In 2005, I published a memoir about the epidemic as I experienced it called The Broken Boy. I described my experiences in the context of my family and of Ireland in the 1950s. The title was something of a misnomer, since I felt singularly unbroken, but it did at least tell the reader that the book was about the suffering of a small child.
I am glad I researched and wrote the book when I did, because many of the best-informed witnesses died soon after its publication. Much of the text made gloomy reading, but it ended on an upbeat note. At the end of the final chapter, I had written dismissively of the last prophetic line in Albert Camus’s novel The Plague, in which he wrote that “perhaps the day would come when, for the bane and the enlightening of men, it would rouse up its rats again and send them forth to die in a happy city.” I found this a bit portentous and out-of-date, writing that polio might have been among the last of the life-threatening plagues, such as leprosy, cholera, tuberculosis, typhus, measles, malaria, and yellow fever, to be eliminated or brought under control during the 20th century. That turned out to be overoptimistic.
Polio epidemics had a surprisingly short career: less than 70 years between the end of natural immunity and the widespread use of the Salk vaccine. It was a story with a seemingly happy ending—and this was the topic of my original book. Few people realized—certainly I didn’t—that if polio epidemics were a product of modernity and not of backwardness, then the way might be open for other epidemics of equal or greater severity to appear.

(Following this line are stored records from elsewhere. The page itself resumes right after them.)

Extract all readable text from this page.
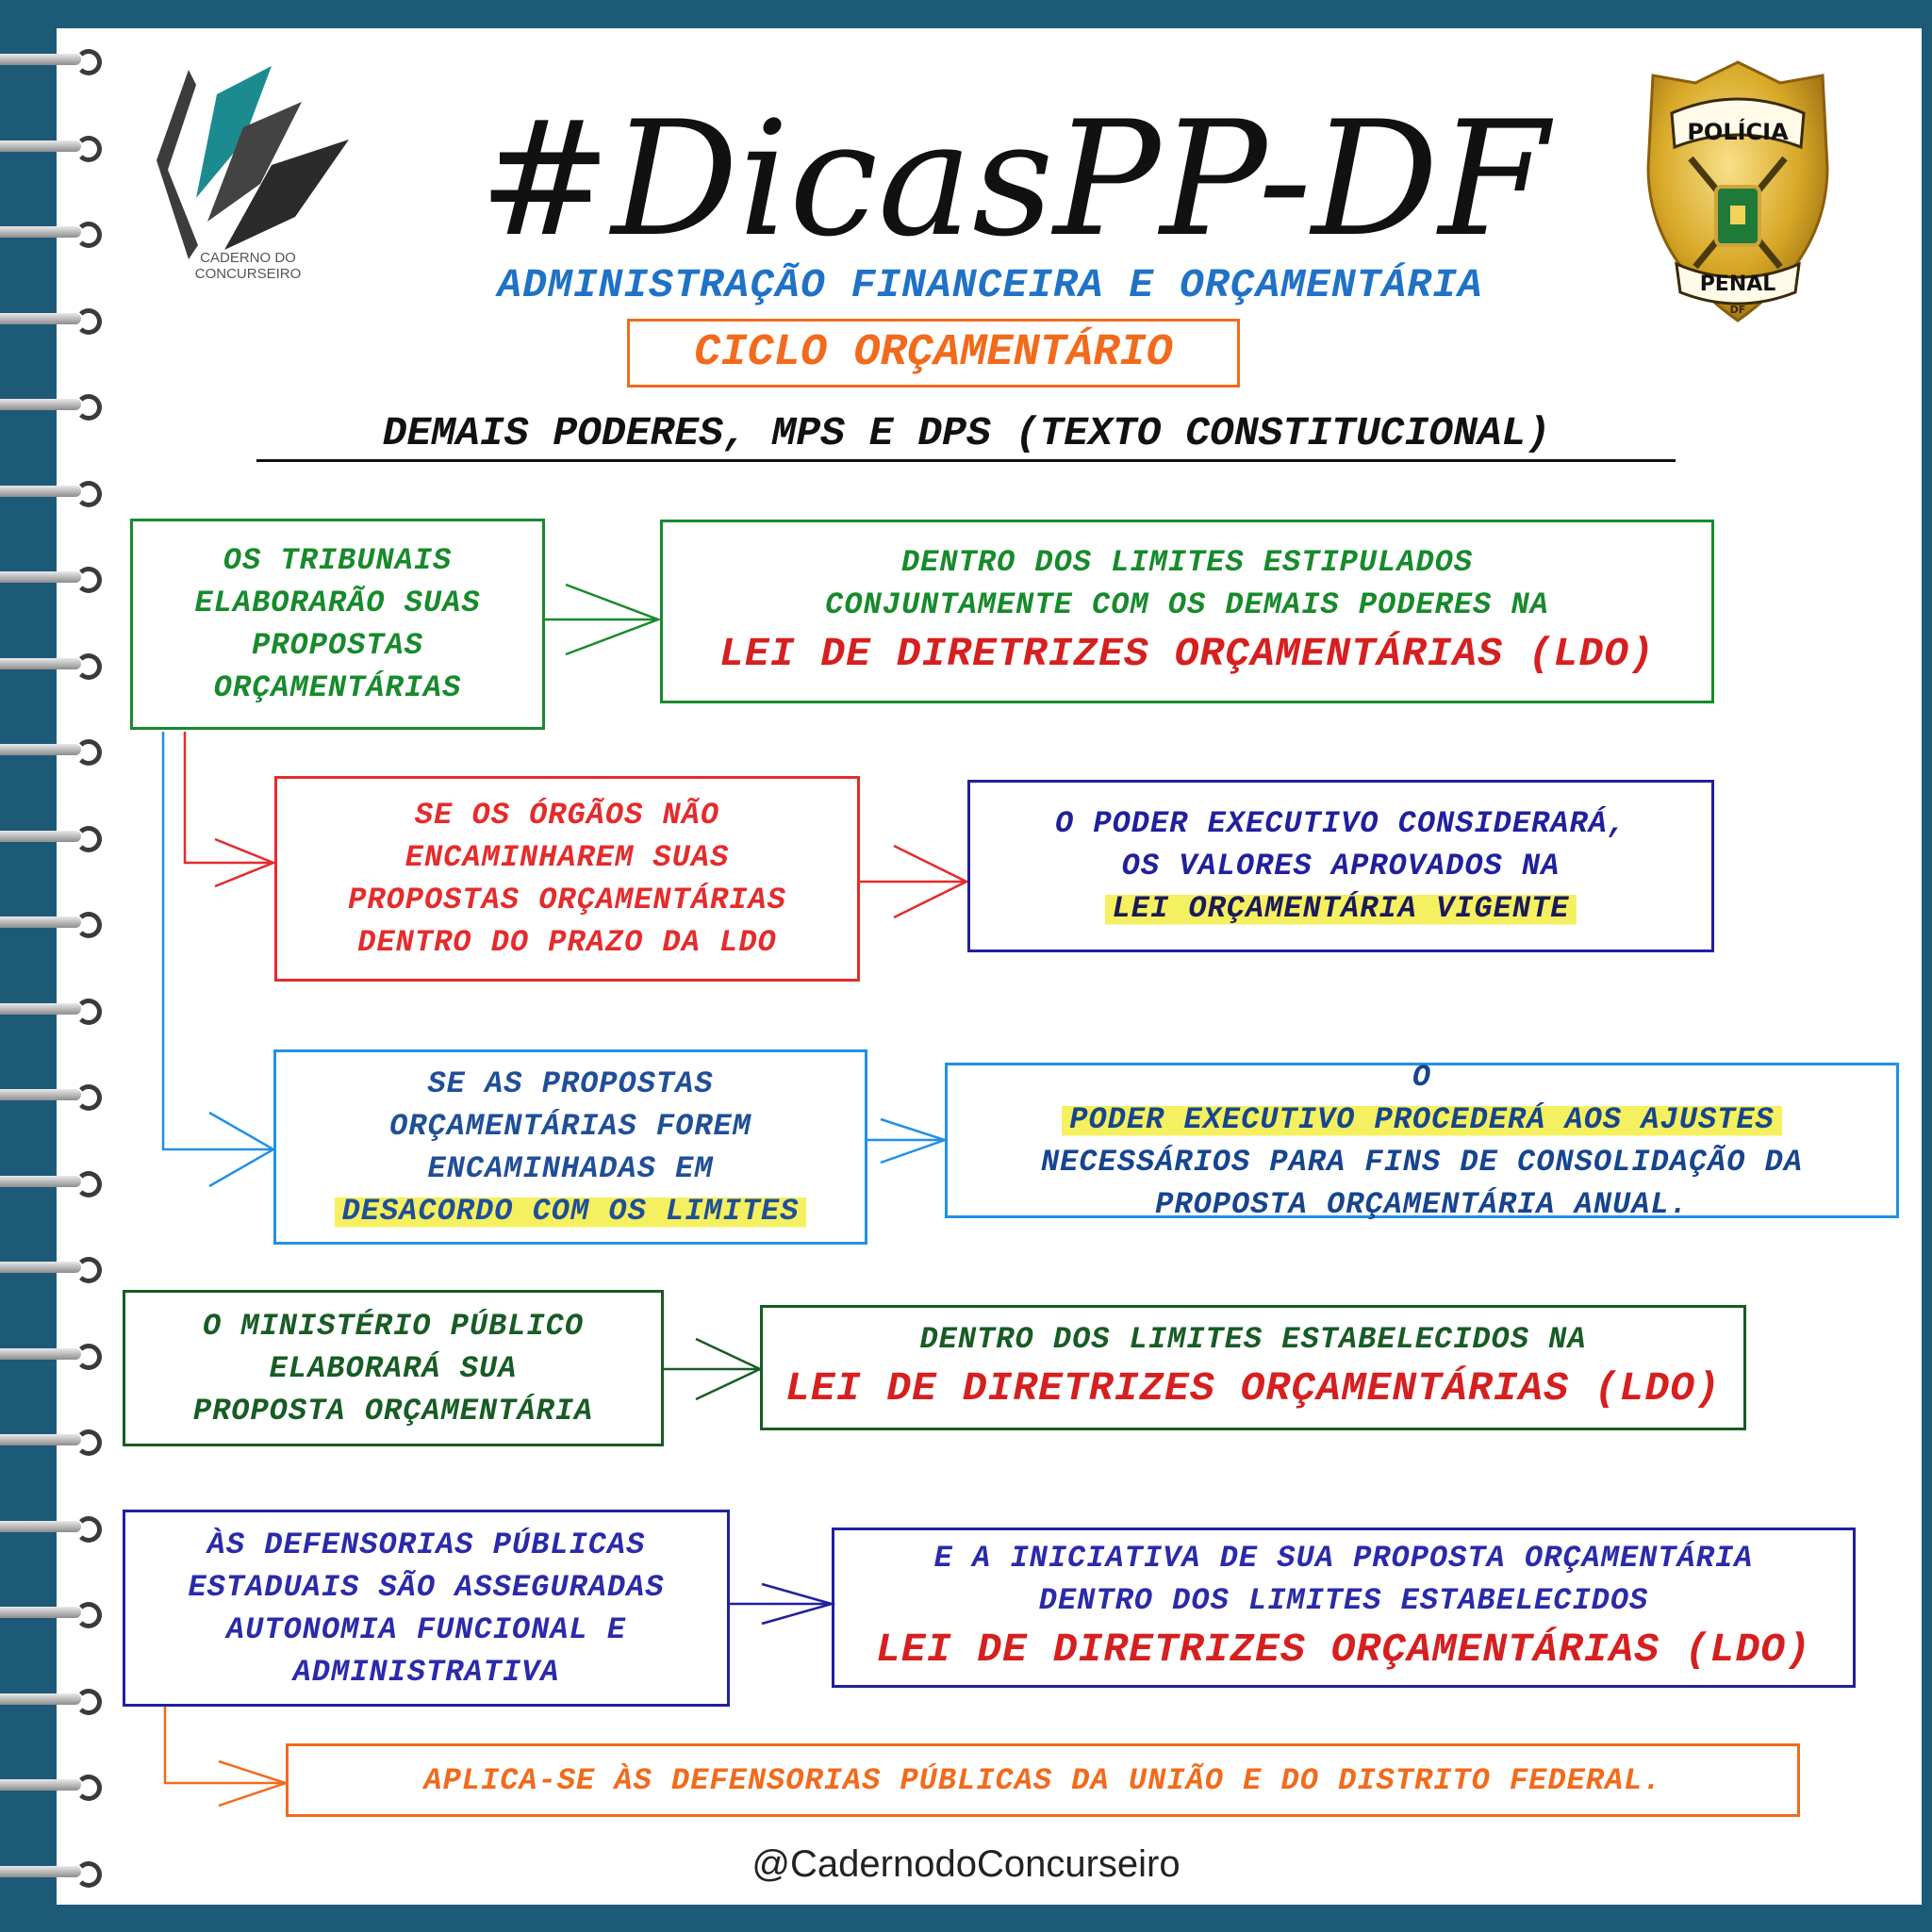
CADERNO DO CONCURSEIRO
POLÍCIA
PENAL
DF
#DicasPP-DF
ADMINISTRAÇÃO FINANCEIRA E ORÇAMENTÁRIA
CICLO ORÇAMENTÁRIO
DEMAIS PODERES, MPS E DPS (TEXTO CONSTITUCIONAL)
OS TRIBUNAIS
ELABORARÃO SUAS
PROPOSTAS
ORÇAMENTÁRIAS
DENTRO DOS LIMITES ESTIPULADOS
CONJUNTAMENTE COM OS DEMAIS PODERES NA
LEI DE DIRETRIZES ORÇAMENTÁRIAS (LDO)
SE OS ÓRGÃOS NÃO
ENCAMINHAREM SUAS
PROPOSTAS ORÇAMENTÁRIAS
DENTRO DO PRAZO DA LDO
O PODER EXECUTIVO CONSIDERARÁ,
OS VALORES APROVADOS NA
LEI ORÇAMENTÁRIA VIGENTE
SE AS PROPOSTAS
ORÇAMENTÁRIAS FOREM
ENCAMINHADAS EM
DESACORDO COM OS LIMITES
O
PODER EXECUTIVO PROCEDERÁ AOS AJUSTES
NECESSÁRIOS PARA FINS DE CONSOLIDAÇÃO DA
PROPOSTA ORÇAMENTÁRIA ANUAL.
O MINISTÉRIO PÚBLICO
ELABORARÁ SUA
PROPOSTA ORÇAMENTÁRIA
DENTRO DOS LIMITES ESTABELECIDOS NA
LEI DE DIRETRIZES ORÇAMENTÁRIAS (LDO)
ÀS DEFENSORIAS PÚBLICAS
ESTADUAIS SÃO ASSEGURADAS
AUTONOMIA FUNCIONAL E
ADMINISTRATIVA
E A INICIATIVA DE SUA PROPOSTA ORÇAMENTÁRIA
DENTRO DOS LIMITES ESTABELECIDOS
LEI DE DIRETRIZES ORÇAMENTÁRIAS (LDO)
APLICA-SE ÀS DEFENSORIAS PÚBLICAS DA UNIÃO E DO DISTRITO FEDERAL.
@CadernodoConcurseiro
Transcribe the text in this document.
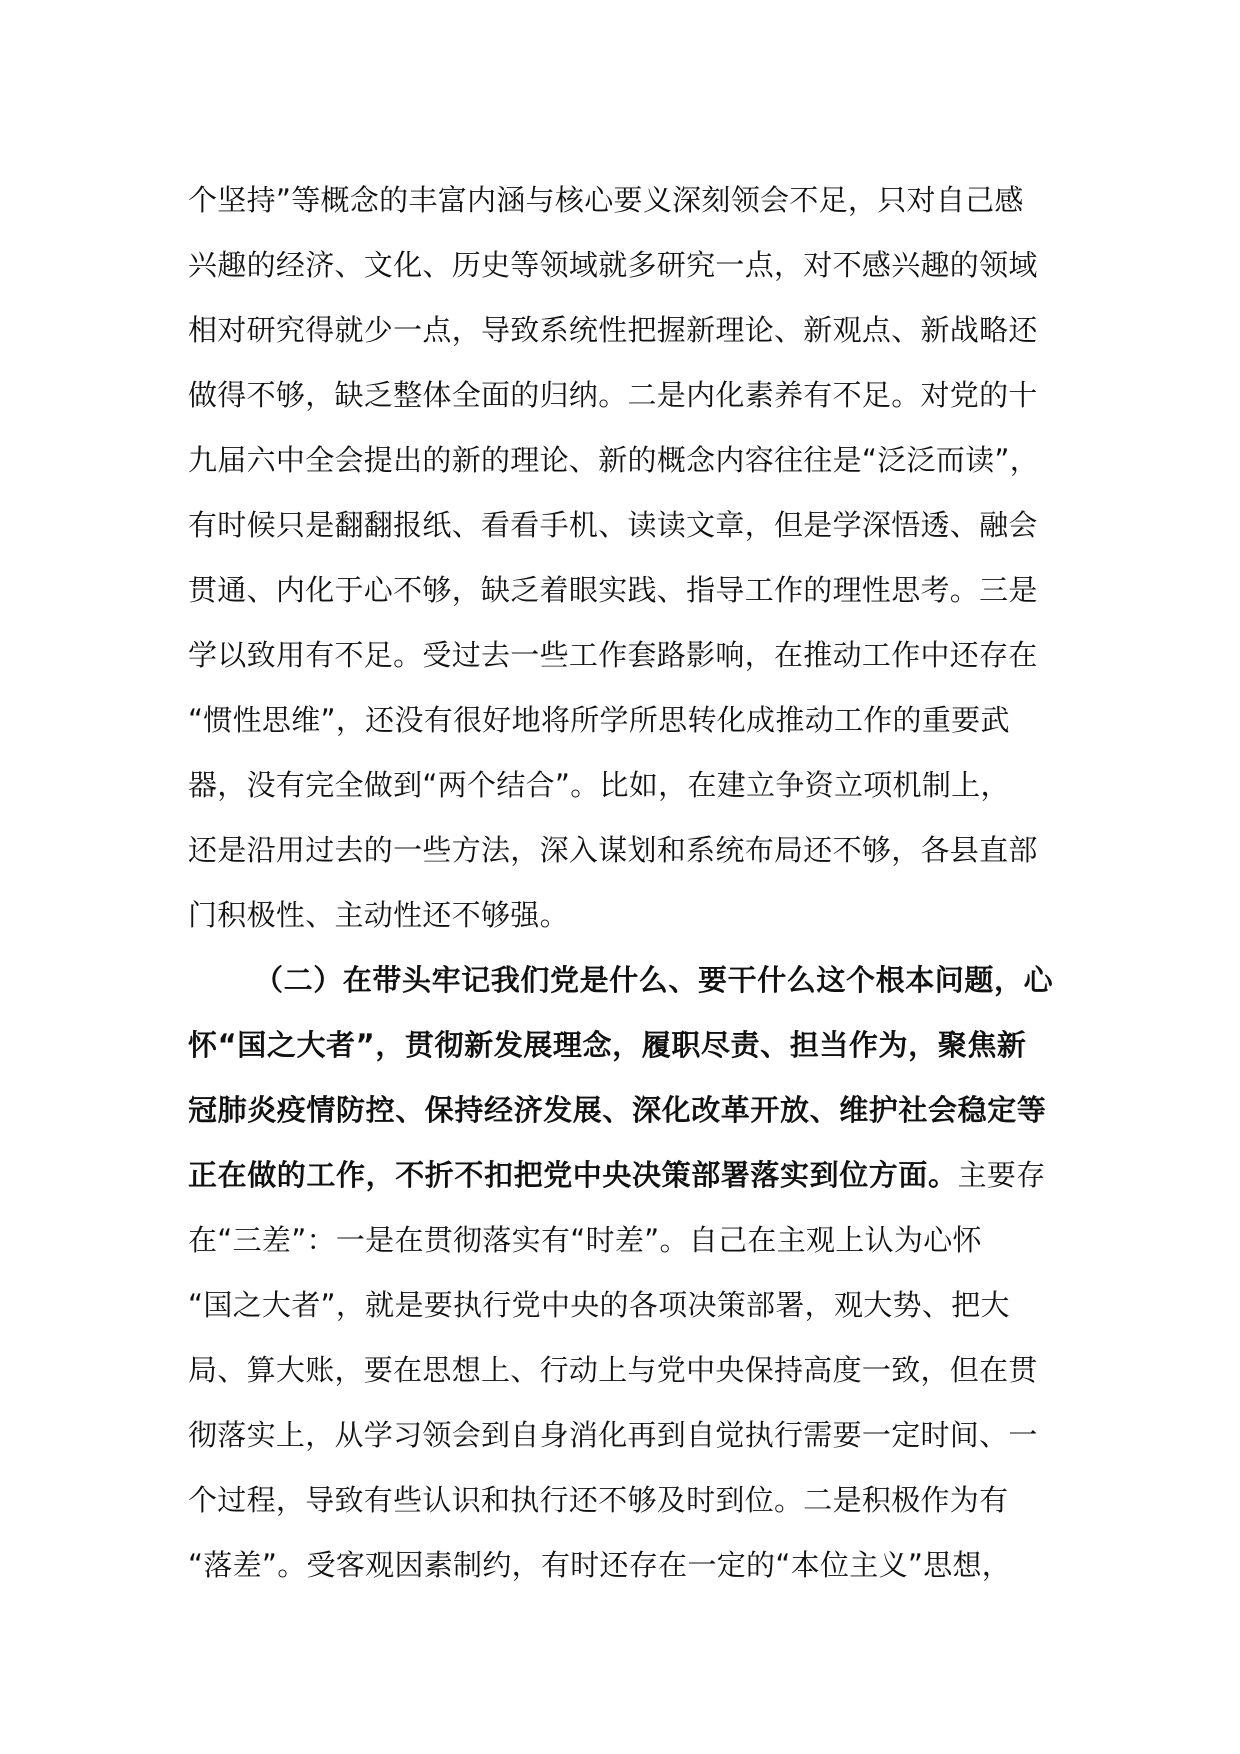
个坚持”等概念的丰富内涵与核心要义深刻领会不足，只对自己感
兴趣的经济、文化、历史等领域就多研究一点，对不感兴趣的领域
相对研究得就少一点，导致系统性把握新理论、新观点、新战略还
做得不够，缺乏整体全面的归纳。二是内化素养有不足。对党的十
九届六中全会提出的新的理论、新的概念内容往往是“泛泛而读”，
有时候只是翻翻报纸、看看手机、读读文章，但是学深悟透、融会
贯通、内化于心不够，缺乏着眼实践、指导工作的理性思考。三是
学以致用有不足。受过去一些工作套路影响，在推动工作中还存在
“惯性思维”，还没有很好地将所学所思转化成推动工作的重要武
器，没有完全做到“两个结合”。比如，在建立争资立项机制上，
还是沿用过去的一些方法，深入谋划和系统布局还不够，各县直部
门积极性、主动性还不够强。
（二）在带头牢记我们党是什么、要干什么这个根本问题，心
怀“国之大者”，贯彻新发展理念，履职尽责、担当作为，聚焦新
冠肺炎疫情防控、保持经济发展、深化改革开放、维护社会稳定等
正在做的工作，不折不扣把党中央决策部署落实到位方面。主要存
在“三差”：一是在贯彻落实有“时差”。自己在主观上认为心怀
“国之大者”，就是要执行党中央的各项决策部署，观大势、把大
局、算大账，要在思想上、行动上与党中央保持高度一致，但在贯
彻落实上，从学习领会到自身消化再到自觉执行需要一定时间、一
个过程，导致有些认识和执行还不够及时到位。二是积极作为有
“落差”。受客观因素制约，有时还存在一定的“本位主义”思想，
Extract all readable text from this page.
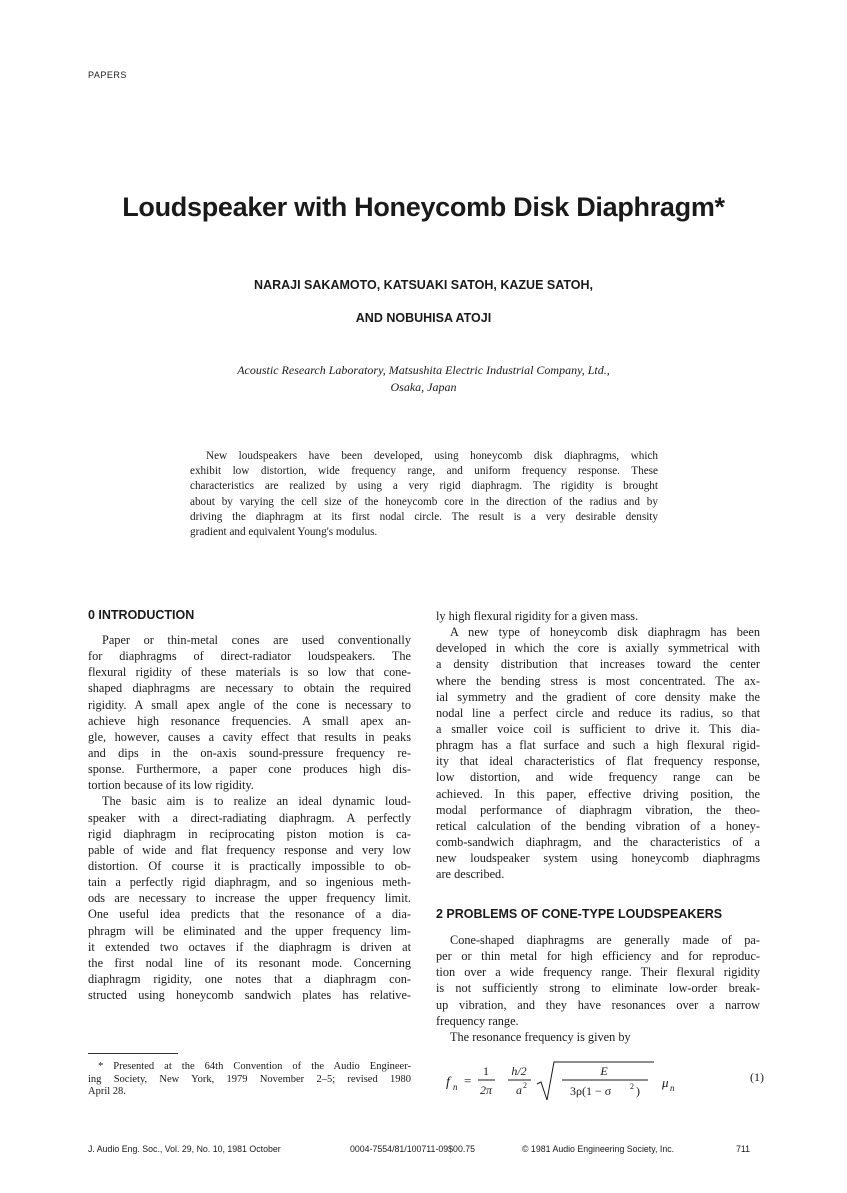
PAPERS
Loudspeaker with Honeycomb Disk Diaphragm*
NARAJI SAKAMOTO, KATSUAKI SATOH, KAZUE SATOH,
AND NOBUHISA ATOJI
Acoustic Research Laboratory, Matsushita Electric Industrial Company, Ltd.,
Osaka, Japan
New loudspeakers have been developed, using honeycomb disk diaphragms, which
exhibit low distortion, wide frequency range, and uniform frequency response. These
characteristics are realized by using a very rigid diaphragm. The rigidity is brought
about by varying the cell size of the honeycomb core in the direction of the radius and by
driving the diaphragm at its first nodal circle. The result is a very desirable density
gradient and equivalent Young's modulus.
0 INTRODUCTION
Paper or thin-metal cones are used conventionally
for diaphragms of direct-radiator loudspeakers. The
flexural rigidity of these materials is so low that cone-
shaped diaphragms are necessary to obtain the required
rigidity. A small apex angle of the cone is necessary to
achieve high resonance frequencies. A small apex an-
gle, however, causes a cavity effect that results in peaks
and dips in the on-axis sound-pressure frequency re-
sponse. Furthermore, a paper cone produces high dis-
tortion because of its low rigidity.
The basic aim is to realize an ideal dynamic loud-
speaker with a direct-radiating diaphragm. A perfectly
rigid diaphragm in reciprocating piston motion is ca-
pable of wide and flat frequency response and very low
distortion. Of course it is practically impossible to ob-
tain a perfectly rigid diaphragm, and so ingenious meth-
ods are necessary to increase the upper frequency limit.
One useful idea predicts that the resonance of a dia-
phragm will be eliminated and the upper frequency lim-
it extended two octaves if the diaphragm is driven at
the first nodal line of its resonant mode. Concerning
diaphragm rigidity, one notes that a diaphragm con-
structed using honeycomb sandwich plates has relative-
ly high flexural rigidity for a given mass.
A new type of honeycomb disk diaphragm has been
developed in which the core is axially symmetrical with
a density distribution that increases toward the center
where the bending stress is most concentrated. The ax-
ial symmetry and the gradient of core density make the
nodal line a perfect circle and reduce its radius, so that
a smaller voice coil is sufficient to drive it. This dia-
phragm has a flat surface and such a high flexural rigid-
ity that ideal characteristics of flat frequency response,
low distortion, and wide frequency range can be
achieved. In this paper, effective driving position, the
modal performance of diaphragm vibration, the theo-
retical calculation of the bending vibration of a honey-
comb-sandwich diaphragm, and the characteristics of a
new loudspeaker system using honeycomb diaphragms
are described.
2 PROBLEMS OF CONE-TYPE LOUDSPEAKERS
Cone-shaped diaphragms are generally made of pa-
per or thin metal for high efficiency and for reproduc-
tion over a wide frequency range. Their flexural rigidity
is not sufficiently strong to eliminate low-order break-
up vibration, and they have resonances over a narrow
frequency range.
The resonance frequency is given by
* Presented at the 64th Convention of the Audio Engineer-
ing Society, New York, 1979 November 2–5; revised 1980
April 28.
f n =
1
2π
h/2
a 2
E
3ρ(1 − σ 2 )
μ n
(1)
J. Audio Eng. Soc., Vol. 29, No. 10, 1981 October	0004-7554/81/100711-09$00.75	© 1981 Audio Engineering Society, Inc.	711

I was surprised but not very alarmed when Covid-19 was identified in Wuhan at the end of 2019, because previous coronavirus outbreaks, such as SARS 1 and MERS, had not spread far and had been suppressed. As more information about the virus emerged in the early months of 2020, it struck me that in some respects the pandemic more resembled a polio epidemic on a world scale than the 1918-19 Spanish flu outbreak to which it was often compared. Covid-19 and poliomyelitis (to give it its full name) are alike in being highly infectious—and because most of those infected have few if any symptoms and swiftly recover. But they become carriers all the same, infecting others, some of whom may belong to the unlucky 1 or 2 percent—there is great dispute about the fatality rate among victims of Covid-19—who will feel the virus’s full destructive impact.